Where does the data come from?

All data comes from public government sources: the U.S. Census Bureau Annual Survey of State and Local Government Finances (the primary source for revenue and expenditure breakdowns), Census ASPEP for government employee payroll and headcount, USASpending.gov for federal grants and contracts flowing to each city, the Public Plans Database maintained by Boston College for pension funding data, and individual city open data portals for detailed department-level spending. We process, normalize, and merge these datasets to create a unified picture of each city's finances that would otherwise require visiting dozens of separate sources.

Which cities are included?

CitySpend covers every incorporated municipality in the United States with a population of 50,000 or more residents, approximately 800 cities across all 50 states. This threshold ensures we have sufficient Census and financial data for meaningful analysis and comparison. Cities are grouped by population tier (50K-100K, 100K-250K, 250K-500K, 500K+) for peer comparisons, so a small city's spending is benchmarked against similarly sized cities rather than major metros. We use the most recent Census population estimates for both filtering and per-capita calculations.

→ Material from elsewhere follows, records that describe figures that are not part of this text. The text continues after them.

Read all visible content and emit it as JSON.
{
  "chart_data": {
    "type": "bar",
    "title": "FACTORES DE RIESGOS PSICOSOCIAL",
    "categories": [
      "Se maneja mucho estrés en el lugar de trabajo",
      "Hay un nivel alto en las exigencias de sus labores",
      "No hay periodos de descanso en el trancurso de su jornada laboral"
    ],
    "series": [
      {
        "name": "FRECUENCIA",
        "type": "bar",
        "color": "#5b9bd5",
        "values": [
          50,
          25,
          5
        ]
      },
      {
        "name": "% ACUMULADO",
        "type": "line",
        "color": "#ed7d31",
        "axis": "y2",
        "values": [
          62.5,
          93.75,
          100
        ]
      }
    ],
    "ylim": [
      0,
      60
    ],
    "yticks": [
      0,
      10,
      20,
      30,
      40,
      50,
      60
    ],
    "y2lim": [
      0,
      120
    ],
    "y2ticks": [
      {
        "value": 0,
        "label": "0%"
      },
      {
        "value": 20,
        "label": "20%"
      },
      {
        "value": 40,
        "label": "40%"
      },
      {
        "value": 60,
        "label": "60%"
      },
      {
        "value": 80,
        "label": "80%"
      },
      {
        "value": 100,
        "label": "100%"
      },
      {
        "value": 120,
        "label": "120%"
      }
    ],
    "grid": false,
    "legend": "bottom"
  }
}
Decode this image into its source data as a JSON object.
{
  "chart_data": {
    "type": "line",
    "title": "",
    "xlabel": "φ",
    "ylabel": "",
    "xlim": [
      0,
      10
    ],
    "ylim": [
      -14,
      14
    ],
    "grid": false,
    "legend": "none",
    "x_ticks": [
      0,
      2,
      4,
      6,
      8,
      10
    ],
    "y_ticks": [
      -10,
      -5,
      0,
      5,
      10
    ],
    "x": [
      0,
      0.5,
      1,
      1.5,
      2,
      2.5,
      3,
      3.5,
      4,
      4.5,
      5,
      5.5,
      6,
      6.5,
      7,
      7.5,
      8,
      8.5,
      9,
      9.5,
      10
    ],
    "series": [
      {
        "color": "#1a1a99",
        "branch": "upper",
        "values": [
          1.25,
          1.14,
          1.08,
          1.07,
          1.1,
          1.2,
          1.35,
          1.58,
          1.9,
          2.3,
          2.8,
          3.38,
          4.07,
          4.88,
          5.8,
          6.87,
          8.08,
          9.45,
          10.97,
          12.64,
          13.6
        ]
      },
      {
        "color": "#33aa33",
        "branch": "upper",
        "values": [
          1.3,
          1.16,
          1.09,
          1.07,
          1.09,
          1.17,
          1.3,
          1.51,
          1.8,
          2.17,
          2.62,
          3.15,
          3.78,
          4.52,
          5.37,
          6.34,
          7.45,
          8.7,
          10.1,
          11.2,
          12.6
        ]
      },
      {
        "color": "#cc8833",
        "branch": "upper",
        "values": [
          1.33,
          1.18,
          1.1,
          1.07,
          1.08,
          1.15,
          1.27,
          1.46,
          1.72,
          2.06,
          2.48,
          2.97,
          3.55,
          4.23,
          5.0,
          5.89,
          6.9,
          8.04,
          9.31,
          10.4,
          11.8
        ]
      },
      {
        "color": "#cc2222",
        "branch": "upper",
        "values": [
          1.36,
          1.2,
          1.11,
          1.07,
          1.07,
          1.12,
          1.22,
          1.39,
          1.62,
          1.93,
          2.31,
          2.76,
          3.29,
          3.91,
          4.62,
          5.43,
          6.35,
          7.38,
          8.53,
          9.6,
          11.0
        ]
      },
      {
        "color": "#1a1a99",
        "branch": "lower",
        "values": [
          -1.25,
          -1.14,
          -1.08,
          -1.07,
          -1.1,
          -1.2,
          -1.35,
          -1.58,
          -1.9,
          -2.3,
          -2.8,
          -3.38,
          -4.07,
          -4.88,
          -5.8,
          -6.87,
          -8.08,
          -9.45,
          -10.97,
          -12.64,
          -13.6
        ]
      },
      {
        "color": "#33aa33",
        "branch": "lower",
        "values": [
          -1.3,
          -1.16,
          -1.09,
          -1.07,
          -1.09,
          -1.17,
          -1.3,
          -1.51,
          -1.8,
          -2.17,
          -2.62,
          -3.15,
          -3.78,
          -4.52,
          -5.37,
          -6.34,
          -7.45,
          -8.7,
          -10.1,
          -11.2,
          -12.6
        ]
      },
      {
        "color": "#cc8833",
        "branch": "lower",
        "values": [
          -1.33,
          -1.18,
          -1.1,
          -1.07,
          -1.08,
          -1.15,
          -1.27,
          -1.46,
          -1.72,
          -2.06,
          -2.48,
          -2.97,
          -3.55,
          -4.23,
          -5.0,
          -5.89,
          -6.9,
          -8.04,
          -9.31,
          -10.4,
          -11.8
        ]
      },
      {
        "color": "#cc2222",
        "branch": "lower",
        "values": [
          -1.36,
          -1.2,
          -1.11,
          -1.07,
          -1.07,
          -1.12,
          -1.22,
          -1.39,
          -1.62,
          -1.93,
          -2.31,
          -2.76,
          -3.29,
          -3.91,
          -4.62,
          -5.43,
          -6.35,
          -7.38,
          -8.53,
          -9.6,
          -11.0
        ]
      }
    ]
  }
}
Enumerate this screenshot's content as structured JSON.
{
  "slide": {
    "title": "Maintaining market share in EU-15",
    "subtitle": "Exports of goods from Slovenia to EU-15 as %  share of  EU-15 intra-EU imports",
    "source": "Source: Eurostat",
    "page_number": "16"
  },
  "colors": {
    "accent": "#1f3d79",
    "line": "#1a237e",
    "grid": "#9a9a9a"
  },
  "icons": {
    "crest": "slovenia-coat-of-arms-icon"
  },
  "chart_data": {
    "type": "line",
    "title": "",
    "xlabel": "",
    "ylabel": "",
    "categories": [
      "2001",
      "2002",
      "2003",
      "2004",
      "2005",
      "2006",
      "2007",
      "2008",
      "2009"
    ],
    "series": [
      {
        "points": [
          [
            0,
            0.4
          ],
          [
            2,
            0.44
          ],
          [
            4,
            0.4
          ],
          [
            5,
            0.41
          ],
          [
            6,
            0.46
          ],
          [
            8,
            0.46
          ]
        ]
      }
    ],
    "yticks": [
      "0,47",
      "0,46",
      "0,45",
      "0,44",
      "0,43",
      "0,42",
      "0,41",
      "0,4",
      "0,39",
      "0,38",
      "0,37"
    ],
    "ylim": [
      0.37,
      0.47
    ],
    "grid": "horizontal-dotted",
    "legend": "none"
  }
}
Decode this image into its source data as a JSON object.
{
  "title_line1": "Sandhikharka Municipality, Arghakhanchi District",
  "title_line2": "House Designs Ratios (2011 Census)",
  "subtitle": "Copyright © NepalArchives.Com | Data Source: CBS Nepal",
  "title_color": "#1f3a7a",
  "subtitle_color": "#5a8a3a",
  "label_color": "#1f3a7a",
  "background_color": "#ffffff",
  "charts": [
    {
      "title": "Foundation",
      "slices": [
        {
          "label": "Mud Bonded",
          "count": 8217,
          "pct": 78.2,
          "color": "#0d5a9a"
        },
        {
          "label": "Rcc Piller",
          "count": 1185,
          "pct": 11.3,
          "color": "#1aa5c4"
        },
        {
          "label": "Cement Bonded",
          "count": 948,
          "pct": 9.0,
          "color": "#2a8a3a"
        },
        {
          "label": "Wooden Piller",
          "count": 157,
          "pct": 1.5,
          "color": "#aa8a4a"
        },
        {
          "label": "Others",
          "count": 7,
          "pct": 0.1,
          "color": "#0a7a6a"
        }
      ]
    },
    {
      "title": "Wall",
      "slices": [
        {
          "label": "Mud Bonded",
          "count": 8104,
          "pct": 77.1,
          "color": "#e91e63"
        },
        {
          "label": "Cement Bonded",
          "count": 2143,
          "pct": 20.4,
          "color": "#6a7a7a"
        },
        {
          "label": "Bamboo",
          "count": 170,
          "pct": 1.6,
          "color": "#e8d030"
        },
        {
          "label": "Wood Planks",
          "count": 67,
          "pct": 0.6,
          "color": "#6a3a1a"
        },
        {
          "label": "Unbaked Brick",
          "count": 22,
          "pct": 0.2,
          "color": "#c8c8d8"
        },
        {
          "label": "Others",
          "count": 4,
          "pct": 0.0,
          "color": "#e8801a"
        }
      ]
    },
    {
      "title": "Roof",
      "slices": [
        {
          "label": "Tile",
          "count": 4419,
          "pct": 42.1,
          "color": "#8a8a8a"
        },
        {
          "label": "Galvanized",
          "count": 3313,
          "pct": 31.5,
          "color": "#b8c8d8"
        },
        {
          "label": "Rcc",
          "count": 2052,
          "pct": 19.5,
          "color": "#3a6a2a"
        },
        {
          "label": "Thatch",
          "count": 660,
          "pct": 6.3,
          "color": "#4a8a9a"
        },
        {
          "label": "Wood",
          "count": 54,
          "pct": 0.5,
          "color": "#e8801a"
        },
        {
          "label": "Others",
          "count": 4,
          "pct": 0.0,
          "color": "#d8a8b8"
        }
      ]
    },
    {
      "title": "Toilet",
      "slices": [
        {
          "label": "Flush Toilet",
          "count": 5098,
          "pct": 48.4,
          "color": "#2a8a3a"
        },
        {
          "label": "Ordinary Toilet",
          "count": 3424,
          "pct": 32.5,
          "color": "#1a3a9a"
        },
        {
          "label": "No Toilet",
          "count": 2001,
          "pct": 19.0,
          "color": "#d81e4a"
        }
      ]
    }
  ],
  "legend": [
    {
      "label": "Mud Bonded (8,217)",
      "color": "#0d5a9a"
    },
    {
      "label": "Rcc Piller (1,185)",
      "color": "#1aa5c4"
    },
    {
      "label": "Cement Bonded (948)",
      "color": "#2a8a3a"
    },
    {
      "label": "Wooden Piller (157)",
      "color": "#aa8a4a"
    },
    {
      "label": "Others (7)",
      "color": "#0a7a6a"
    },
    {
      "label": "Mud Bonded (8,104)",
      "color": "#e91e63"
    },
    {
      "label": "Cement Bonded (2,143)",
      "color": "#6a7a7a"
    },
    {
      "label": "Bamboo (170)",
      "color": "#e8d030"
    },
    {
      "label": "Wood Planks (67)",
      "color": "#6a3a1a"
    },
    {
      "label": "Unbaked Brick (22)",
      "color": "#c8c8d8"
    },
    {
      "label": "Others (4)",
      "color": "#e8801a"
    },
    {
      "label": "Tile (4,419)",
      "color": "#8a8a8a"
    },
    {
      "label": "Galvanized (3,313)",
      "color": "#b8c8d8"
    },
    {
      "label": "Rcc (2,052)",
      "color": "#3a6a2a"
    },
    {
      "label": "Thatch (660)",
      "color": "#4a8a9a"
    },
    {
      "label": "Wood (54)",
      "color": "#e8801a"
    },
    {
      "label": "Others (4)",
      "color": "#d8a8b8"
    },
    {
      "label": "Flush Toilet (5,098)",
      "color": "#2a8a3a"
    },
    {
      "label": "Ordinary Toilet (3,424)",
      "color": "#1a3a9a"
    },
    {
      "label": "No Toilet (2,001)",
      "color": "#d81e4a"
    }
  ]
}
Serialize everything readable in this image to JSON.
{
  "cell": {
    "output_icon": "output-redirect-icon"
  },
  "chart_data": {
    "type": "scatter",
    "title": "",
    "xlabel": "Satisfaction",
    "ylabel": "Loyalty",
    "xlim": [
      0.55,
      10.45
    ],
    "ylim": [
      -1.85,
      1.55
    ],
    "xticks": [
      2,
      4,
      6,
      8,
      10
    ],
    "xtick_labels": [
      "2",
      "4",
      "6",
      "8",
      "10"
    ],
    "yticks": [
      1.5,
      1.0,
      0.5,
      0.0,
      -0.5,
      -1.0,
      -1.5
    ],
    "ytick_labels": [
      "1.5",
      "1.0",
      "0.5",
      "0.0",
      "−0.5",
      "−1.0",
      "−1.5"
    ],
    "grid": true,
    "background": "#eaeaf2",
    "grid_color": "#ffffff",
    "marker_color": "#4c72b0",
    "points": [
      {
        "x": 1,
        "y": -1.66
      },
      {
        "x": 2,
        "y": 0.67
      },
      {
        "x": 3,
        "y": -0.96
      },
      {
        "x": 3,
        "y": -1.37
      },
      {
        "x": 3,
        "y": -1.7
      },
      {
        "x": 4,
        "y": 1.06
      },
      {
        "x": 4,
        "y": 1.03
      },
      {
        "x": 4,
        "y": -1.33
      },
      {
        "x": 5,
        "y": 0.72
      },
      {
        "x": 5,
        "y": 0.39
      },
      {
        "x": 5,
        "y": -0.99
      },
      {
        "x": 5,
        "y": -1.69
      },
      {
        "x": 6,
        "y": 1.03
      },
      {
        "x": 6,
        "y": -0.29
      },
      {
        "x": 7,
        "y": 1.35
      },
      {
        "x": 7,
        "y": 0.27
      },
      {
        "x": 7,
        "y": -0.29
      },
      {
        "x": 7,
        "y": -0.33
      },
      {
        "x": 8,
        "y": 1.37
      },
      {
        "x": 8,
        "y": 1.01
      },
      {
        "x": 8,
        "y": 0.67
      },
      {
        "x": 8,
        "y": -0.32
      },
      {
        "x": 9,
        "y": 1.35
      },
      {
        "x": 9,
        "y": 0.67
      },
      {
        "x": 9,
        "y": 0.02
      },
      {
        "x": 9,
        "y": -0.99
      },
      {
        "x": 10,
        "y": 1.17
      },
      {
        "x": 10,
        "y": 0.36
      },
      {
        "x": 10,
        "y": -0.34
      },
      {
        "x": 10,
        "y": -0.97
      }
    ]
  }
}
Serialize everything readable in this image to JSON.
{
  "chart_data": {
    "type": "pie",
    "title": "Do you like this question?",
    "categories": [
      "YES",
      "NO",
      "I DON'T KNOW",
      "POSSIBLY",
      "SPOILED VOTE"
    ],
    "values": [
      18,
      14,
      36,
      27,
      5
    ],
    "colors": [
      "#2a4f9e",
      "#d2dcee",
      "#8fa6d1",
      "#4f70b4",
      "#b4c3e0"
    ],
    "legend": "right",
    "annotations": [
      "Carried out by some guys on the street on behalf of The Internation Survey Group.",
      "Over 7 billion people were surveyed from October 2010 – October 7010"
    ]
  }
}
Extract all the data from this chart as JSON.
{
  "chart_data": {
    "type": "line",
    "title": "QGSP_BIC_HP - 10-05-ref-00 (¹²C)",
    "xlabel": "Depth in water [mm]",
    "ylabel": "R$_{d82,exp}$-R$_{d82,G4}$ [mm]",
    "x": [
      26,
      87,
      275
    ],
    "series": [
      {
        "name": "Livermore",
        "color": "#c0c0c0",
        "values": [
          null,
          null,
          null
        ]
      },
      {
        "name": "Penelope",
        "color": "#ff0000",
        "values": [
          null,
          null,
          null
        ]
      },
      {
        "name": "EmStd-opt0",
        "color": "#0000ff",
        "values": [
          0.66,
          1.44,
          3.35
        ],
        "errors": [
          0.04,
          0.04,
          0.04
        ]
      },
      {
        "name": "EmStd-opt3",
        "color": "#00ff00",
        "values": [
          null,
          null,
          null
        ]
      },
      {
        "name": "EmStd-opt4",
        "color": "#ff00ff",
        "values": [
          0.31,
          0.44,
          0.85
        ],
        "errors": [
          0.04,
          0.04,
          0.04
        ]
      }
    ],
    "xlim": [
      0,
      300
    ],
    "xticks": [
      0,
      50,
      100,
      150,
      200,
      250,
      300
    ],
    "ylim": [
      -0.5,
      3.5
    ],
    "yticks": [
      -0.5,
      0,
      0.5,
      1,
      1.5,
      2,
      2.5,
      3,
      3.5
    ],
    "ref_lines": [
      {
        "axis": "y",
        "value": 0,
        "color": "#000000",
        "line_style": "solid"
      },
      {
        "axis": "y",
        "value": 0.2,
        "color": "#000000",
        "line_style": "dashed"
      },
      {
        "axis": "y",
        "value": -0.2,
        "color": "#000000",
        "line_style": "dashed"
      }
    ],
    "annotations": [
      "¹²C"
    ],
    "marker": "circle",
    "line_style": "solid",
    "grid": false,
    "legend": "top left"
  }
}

How is spending per capita calculated?

Spending per capita is calculated by dividing a city's total expenditure (or specific department expenditure) by its population. This normalization allows meaningful comparison between cities of very different sizes. A city of 50,000 spending $200 million and a city of 500,000 spending $2 billion both spend $4,000 per capita on government services. We calculate per-capita figures for total spending and for each major department category (police, fire, parks, public works, etc.) so you can see exactly where your city spends more or less than its peers.

Why does pension funding matter for city finances?

Pension obligations are often the largest long-term liability on a city's balance sheet. When a city's pension fund is underfunded (assets are less than the promised future benefits), the city must make larger annual contributions to close the gap, crowding out spending on current services like police, roads, and parks. Cities with severely underfunded pensions, like some that have entered fiscal emergencies, may face pressure to raise taxes, cut services, or reduce benefits. Our Fiscal Health Score weights pension funding at 20% because it is one of the strongest predictors of a city's long-term financial stability.

What is revenue diversity and why does it matter?

Revenue diversity measures how many different sources a city relies on for income, including property taxes, sales taxes, income taxes, fees, fines, intergovernmental transfers, and utility revenue. Cities that depend heavily on a single revenue source are more vulnerable to economic shocks. For example, a city that gets 70% of revenue from sales tax will see a sharp budget decline during a recession when consumer spending drops. Cities with diversified revenue streams can better absorb downturns because different sources respond differently to economic conditions. Our score rewards cities with balanced revenue portfolios.